But this must be done only till the economy recovers, not ad infinitum; states must get efficient and up their game
With the guarantee for the compensation of GST revenue shortfalls coming to an end in June 2022, states have been asking for an extension of the safety net. Given the hit from the Covid-19 pandemic, the Centre should consider continuing the compensation. If not to the extent of14%—as was assured for the five years to June 2022 in the GST Act—the Centre must compensate states for a shortfall in revenues at least to the extent of, say, 10%.
This could be for a limited period, say, three years, until the economy gets back on its feet. States, however, have been asking that the compensation formula be embedded in the law; that is an unreasonable demand. The compensation clause was intended as a hand-holding measure to allow all stakeholders to get adjusted to the GST mechanism; the longer the compensation formula is in place, the more complacent states will become.

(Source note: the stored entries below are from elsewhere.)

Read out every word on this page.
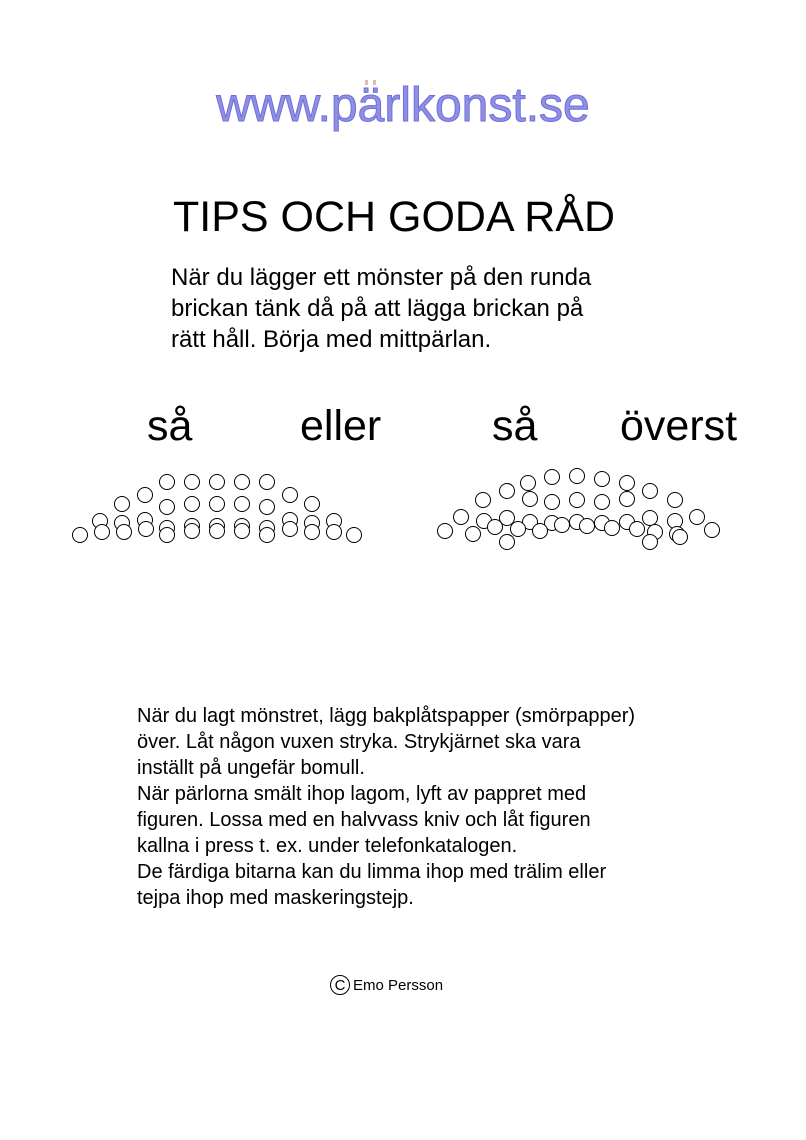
www.pärlkonst.se
TIPS OCH GODA RÅD
När du lägger ett mönster på den runda
brickan tänk då på att lägga brickan på
rätt håll. Börja med mittpärlan.
så	eller	så överst
När du lagt mönstret, lägg bakplåtspapper (smörpapper)
över. Låt någon vuxen stryka. Strykjärnet ska vara
inställt på ungefär bomull.
När pärlorna smält ihop lagom, lyft av pappret med
figuren. Lossa med en halvvass kniv och låt figuren
kallna i press t. ex. under telefonkatalogen.
De färdiga bitarna kan du limma ihop med trälim eller
tejpa ihop med maskeringstejp.
C Emo Persson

The system needs to become efficient and more encompassing. That will bring in more revenues since there will be greater participation. If states are perennially compensated, they will never be incentivised to up their game.
However, the Centre must release the devolution amounts without delays so that states are not stranded for funds. Also, asking states to borrow in the markets to meet the shortfalls—as against the Centre borrowing to make the payments—is fair. If they want to be compensated, states must go out into the market themselves.
It is true states finances are in a bit of mess; they have notched up a fiscal deficit of Rs 1.1lakh crore in Q1FY22, nearly twice the size seen pre-Covid. A clutch of 19 states’ combined revenue receipts were up just 2% over the pre-Covid level of Rs 4.3 lakh crore. Non-tax revenues fared better, even as own taxes and central tax devolution lagged the level witnessed in Q1 FY2020. At the same time, their revenue expenditure went up by a steeper 14%, to Rs 4.9 lakh crore, from the pre-Covid levels of `4.3 lakh crore. Aditi Nayar, chief economist at ICRA opines, this possibly reflected the higher social sector spending during the second wave.
In fact, since the restrictions were localised, allowing for some construction activity, capex by the states was up 2.6% over Q1FY20, at Rs 60,000 crore. The current year is unlikely to be much easier; even as states get their share of GST collections, which are fairly robust so far, they may lose out on local levies.
This would compel them to borrow more from the bond markets. In mid-2020, the Centre had allowed states additional borrowing of up to 2% of GSDP beyond the permitted FRBM of 3%, subject to certain conditions. The fact is states haven’t really managed their finances too well over the years; one glaring example is the debt and dues of power discoms. Despite three huge bailouts, they continue to owe the gencos large sums.
Under the circumstances, it was not unreasonable for the Centre to ask that states bring down the aggregate technical and commercial (AT&C) losses and also narrow the gap between average cost and average revenues. To be sure, states have the option to scale back expenditure, but that would not be desirable. Already, the GDP data for Q1FY22 showed government consumption was weak, and economists have attributed this to the states. Compensation will be the big theme at the next GST Council meeting, but there are other problems with the GST that need to be ironed out to make it more effective. States mustn’t lose sight of these.